If you’re curious: 1/3 cup rolled oats, 1/3 cup greek yogurt, 1/3 cup and an extra splash of almond milk. Mix and put in a covered container overnight. Eat in the morning!
There are tons of ways you can spice it up: top with PB, honey, or granola. Use a flavored greek yogurt. Use chocolate almond milk. Add fruit.
I really need to live for the now, right now. Because it’s fading. I can feel it and the doubts are creeping in. Maybe it’s because there’s an expiration date on this thing so maybe we’re both subconsciously pulling away in preparation? Or maybe we’re both just busy. Or maybe we’re getting bored. Or maybe this was just how long it was meant to last. Or maybe this is all just in my head because it’s been almost two months since we’ve seen each other.
Perhaps this weekend (if it works out) will rekindle something, but if it doesn’t I need to be ok with that. I need to enjoy it now. I’ve said it before and I’ll say it again, the words I have tattooed on my body for times like this: que sera sera.
Awesome sweaty gym workout … then I got lazy and used the drive up ATM for a deposit … And it ate my stinkin check. SERIOUSLY. 30 minutes on the phone with customer service later. Ughhhhh.

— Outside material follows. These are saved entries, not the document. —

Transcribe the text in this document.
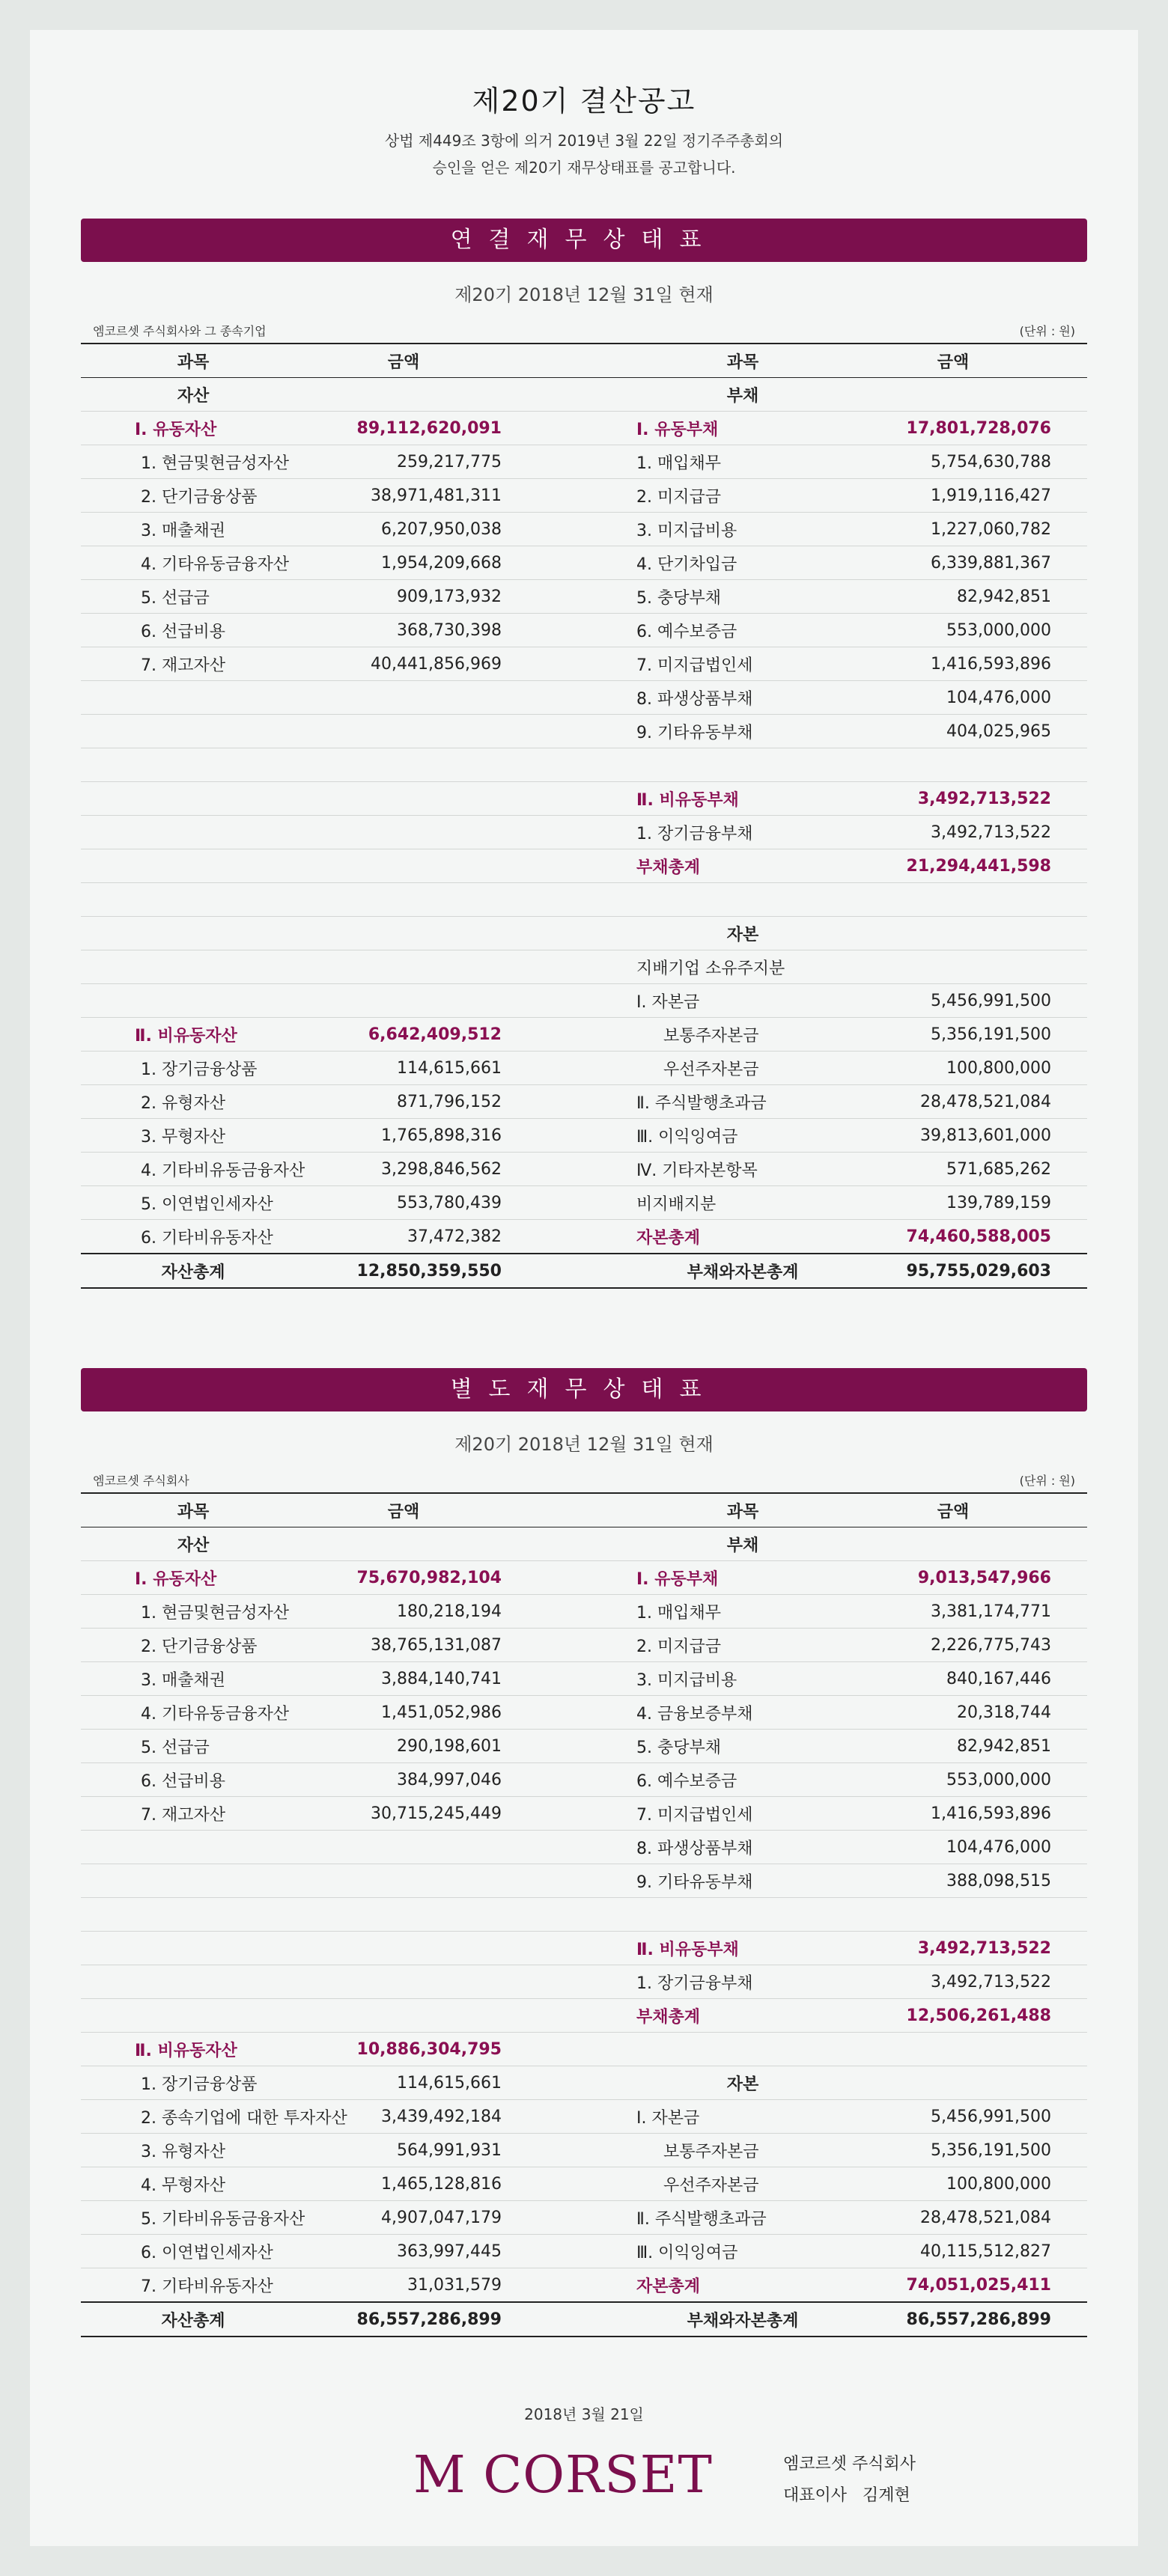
제20기 결산공고
상법 제449조 3항에 의거 2019년 3월 22일 정기주주총회의
승인을 얻은 제20기 재무상태표를 공고합니다.
연결재무상태표
제20기 2018년 12월 31일 현재
엠코르셋 주식회사와 그 종속기업	(단위 : 원)
과목	금액		과목	금액	
자산			부채		
Ⅰ. 유동자산	89,112,620,091		Ⅰ. 유동부채	17,801,728,076	
1. 현금및현금성자산	259,217,775		1. 매입채무	5,754,630,788	
2. 단기금융상품	38,971,481,311		2. 미지급금	1,919,116,427	
3. 매출채권	6,207,950,038		3. 미지급비용	1,227,060,782	
4. 기타유동금융자산	1,954,209,668		4. 단기차입금	6,339,881,367	
5. 선급금	909,173,932		5. 충당부채	82,942,851	
6. 선급비용	368,730,398		6. 예수보증금	553,000,000	
7. 재고자산	40,441,856,969		7. 미지급법인세	1,416,593,896	
			8. 파생상품부채	104,476,000	
			9. 기타유동부채	404,025,965	

			Ⅱ. 비유동부채	3,492,713,522	
			1. 장기금융부채	3,492,713,522	
			부채총계	21,294,441,598	

			자본		
			지배기업 소유주지분		
			Ⅰ. 자본금	5,456,991,500	
Ⅱ. 비유동자산	6,642,409,512		보통주자본금	5,356,191,500	
1. 장기금융상품	114,615,661		우선주자본금	100,800,000	
2. 유형자산	871,796,152		Ⅱ. 주식발행초과금	28,478,521,084	
3. 무형자산	1,765,898,316		Ⅲ. 이익잉여금	39,813,601,000	
4. 기타비유동금융자산	3,298,846,562		Ⅳ. 기타자본항목	571,685,262	
5. 이연법인세자산	553,780,439		비지배지분	139,789,159	
6. 기타비유동자산	37,472,382		자본총계	74,460,588,005	
자산총계	12,850,359,550		부채와자본총계	95,755,029,603	
별도재무상태표
제20기 2018년 12월 31일 현재
엠코르셋 주식회사	(단위 : 원)
과목	금액		과목	금액	
자산			부채		
Ⅰ. 유동자산	75,670,982,104		Ⅰ. 유동부채	9,013,547,966	
1. 현금및현금성자산	180,218,194		1. 매입채무	3,381,174,771	
2. 단기금융상품	38,765,131,087		2. 미지급금	2,226,775,743	
3. 매출채권	3,884,140,741		3. 미지급비용	840,167,446	
4. 기타유동금융자산	1,451,052,986		4. 금융보증부채	20,318,744	
5. 선급금	290,198,601		5. 충당부채	82,942,851	
6. 선급비용	384,997,046		6. 예수보증금	553,000,000	
7. 재고자산	30,715,245,449		7. 미지급법인세	1,416,593,896	
			8. 파생상품부채	104,476,000	
			9. 기타유동부채	388,098,515	

			Ⅱ. 비유동부채	3,492,713,522	
			1. 장기금융부채	3,492,713,522	
			부채총계	12,506,261,488	
Ⅱ. 비유동자산	10,886,304,795				
1. 장기금융상품	114,615,661		자본		
2. 종속기업에 대한 투자자산	3,439,492,184		Ⅰ. 자본금	5,456,991,500	
3. 유형자산	564,991,931		보통주자본금	5,356,191,500	
4. 무형자산	1,465,128,816		우선주자본금	100,800,000	
5. 기타비유동금융자산	4,907,047,179		Ⅱ. 주식발행초과금	28,478,521,084	
6. 이연법인세자산	363,997,445		Ⅲ. 이익잉여금	40,115,512,827	
7. 기타비유동자산	31,031,579		자본총계	74,051,025,411	
자산총계	86,557,286,899		부채와자본총계	86,557,286,899	
2018년 3월 21일
M CORSET	엠코르셋 주식회사
대표이사   김계현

This shit only happens to me.
Overnight oats in an almost spent almond butter jar (please don’t waste your nut butter people, do this instead!) with a huge cup of black coffee.
That was the fastest that doctors office has ever taken me! It was also the fewest tubes ever in a blood draw (only 3). I’ve had upwards of 14 at once. I love to watch. I’m a nerd. Or a freak. You decide.
I have fasting bloodwork in the morning and knowing that doctors office I won’t get it drawn until lunch time.
The thought of missing breakfast makes me too sad. I guess I’ll just “sleep-in” until my appointment … to avoid that awake and hungry feeling for as long as possible.